One exception is cidofovir, approved to treat cytomegalovirus, a member of the herpes family. It has also been shown to be effective against pox viruses as well and is therefore a candidate to be used to treat smallpox infections.

Government scientists are also screening existing antiviral drugs as well as other drugs to see if any work against the SARS virus. Rimantidine, an older flu drug, as well as beta interferon, an immune system protein, have shown some effectiveness but in amounts that would be too large to give to people, said Dr. Fauci.

Even if large companies sit back, many university scientists and small companies are trying to develop or find drugs that can inhibit the polymerase or protease enzymes used by the SARS virus. Dr. David Ho, a well-known AIDS researcher in New York, and collaborators in Hong Kong have already announced development of a compound that in the test tube can block SARS from entering into human cells, much as Fuzeon does for H.I.V.

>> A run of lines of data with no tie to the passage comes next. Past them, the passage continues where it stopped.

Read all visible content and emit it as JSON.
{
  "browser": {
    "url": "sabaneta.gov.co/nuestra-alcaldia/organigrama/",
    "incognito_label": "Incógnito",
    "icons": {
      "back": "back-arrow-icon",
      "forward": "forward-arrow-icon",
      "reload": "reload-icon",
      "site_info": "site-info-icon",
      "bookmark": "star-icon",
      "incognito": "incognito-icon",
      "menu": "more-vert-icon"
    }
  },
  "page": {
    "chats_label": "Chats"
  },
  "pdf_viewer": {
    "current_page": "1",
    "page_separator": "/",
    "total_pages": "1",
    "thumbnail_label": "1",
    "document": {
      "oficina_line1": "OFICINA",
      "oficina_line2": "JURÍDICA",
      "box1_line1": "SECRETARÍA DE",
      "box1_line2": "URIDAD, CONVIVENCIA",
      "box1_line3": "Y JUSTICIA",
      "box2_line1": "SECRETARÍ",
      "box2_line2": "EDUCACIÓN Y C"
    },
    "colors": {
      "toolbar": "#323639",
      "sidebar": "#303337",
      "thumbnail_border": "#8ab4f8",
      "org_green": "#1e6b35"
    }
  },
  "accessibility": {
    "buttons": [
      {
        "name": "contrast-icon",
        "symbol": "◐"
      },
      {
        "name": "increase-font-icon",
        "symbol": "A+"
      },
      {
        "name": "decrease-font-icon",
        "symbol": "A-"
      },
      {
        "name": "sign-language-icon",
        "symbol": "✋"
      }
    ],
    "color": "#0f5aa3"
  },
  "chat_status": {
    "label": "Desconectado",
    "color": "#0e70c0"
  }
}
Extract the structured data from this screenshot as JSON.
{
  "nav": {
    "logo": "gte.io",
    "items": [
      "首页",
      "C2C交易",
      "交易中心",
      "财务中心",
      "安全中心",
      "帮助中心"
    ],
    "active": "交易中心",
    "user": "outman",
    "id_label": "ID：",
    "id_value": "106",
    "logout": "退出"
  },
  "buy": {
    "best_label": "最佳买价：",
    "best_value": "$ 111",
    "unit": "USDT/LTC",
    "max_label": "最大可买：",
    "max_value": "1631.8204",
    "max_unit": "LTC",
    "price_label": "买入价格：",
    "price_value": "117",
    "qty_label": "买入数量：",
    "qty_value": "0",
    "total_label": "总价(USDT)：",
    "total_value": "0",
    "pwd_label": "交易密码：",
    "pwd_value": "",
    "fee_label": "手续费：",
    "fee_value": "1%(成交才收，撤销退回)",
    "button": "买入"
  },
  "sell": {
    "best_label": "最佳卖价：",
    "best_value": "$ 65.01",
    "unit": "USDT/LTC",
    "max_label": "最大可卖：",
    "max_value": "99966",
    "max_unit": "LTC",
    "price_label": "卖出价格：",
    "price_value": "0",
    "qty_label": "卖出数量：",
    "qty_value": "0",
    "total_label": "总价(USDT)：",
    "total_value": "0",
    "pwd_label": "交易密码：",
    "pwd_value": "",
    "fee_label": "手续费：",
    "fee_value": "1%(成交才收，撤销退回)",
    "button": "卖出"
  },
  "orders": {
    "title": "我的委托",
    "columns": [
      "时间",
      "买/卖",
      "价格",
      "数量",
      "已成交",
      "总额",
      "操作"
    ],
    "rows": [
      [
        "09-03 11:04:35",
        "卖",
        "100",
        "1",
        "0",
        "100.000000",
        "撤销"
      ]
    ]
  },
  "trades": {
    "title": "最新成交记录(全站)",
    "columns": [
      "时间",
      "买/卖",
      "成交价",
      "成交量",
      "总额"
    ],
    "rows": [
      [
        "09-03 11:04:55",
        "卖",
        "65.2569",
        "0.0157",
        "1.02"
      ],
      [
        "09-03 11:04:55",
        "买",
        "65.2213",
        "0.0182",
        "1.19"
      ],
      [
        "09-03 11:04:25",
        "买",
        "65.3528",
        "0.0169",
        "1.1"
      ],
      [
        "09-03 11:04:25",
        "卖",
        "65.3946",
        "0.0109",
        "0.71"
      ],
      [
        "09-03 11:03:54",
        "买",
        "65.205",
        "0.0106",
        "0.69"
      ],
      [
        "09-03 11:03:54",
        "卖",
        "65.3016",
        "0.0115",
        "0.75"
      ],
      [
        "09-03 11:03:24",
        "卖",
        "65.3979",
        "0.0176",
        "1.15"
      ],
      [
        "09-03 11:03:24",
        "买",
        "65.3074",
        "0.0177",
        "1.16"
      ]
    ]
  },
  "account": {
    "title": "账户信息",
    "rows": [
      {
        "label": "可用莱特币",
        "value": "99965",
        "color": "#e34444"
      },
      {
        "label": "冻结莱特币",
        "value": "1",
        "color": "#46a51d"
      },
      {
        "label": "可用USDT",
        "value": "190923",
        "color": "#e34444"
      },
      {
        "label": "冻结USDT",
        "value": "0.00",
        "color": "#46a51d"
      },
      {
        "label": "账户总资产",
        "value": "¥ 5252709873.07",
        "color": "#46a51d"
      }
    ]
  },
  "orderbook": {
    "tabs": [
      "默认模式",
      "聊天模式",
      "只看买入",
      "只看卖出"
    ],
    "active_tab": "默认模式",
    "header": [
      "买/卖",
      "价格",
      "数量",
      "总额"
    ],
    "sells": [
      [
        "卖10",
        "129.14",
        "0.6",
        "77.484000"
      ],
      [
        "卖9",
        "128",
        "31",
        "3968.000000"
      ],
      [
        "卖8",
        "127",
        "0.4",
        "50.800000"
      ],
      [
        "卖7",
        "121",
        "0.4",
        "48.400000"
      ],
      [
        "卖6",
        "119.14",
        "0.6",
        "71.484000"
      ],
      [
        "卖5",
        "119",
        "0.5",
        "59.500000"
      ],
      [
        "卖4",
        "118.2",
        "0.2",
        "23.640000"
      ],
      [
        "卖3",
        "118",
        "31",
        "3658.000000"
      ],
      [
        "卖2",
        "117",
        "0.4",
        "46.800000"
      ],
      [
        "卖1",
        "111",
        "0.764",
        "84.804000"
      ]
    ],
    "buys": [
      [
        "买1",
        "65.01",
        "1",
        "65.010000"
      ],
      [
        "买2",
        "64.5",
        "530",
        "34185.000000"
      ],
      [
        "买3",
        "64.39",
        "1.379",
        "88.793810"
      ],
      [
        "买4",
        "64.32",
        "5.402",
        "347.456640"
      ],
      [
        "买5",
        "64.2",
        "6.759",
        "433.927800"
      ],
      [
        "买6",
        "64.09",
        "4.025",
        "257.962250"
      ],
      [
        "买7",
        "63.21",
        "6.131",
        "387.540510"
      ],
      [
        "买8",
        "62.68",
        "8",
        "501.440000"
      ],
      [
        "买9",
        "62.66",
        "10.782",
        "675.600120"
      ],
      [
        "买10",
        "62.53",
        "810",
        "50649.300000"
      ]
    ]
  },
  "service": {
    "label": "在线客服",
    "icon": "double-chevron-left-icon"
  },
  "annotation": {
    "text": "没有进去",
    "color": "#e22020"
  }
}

Doctors say there is still need for better drugs for hepatitis B and C and H.I.V. because existing drugs do not always work and can have severe side effects. More drugs are also needed for other viruses, including respiratory syncitial virus, which kills about 11,000 Americans a year, and human papillomavirus, which causes cervical cancer.

As for the common cold, although there are many remedies for symptoms like coughs or runny nose, no drugs directly attack the virus.

Colds are caused by a variety of viruses, making it hard for a single drug to work on all of them. Moreover since a drug would be used by millions of people for a nonserious disease, a cold remedy would have to be extremely safe for its benefits to outweigh its risks. Safety concerns led to rejection last year of an antiviral drug developed by ViroPharma that could shorten a cold's length from seven days to six.

"Until we get a cure for the common cold, the field will always be thought to have not achieved success," said Dr. Frederick G. Hayden, a respiratory virus specialist at the University of Virginia. But focusing on the common cold, he and others said, belies the strides made in antiviral drug development and the far more serious challenges ahead.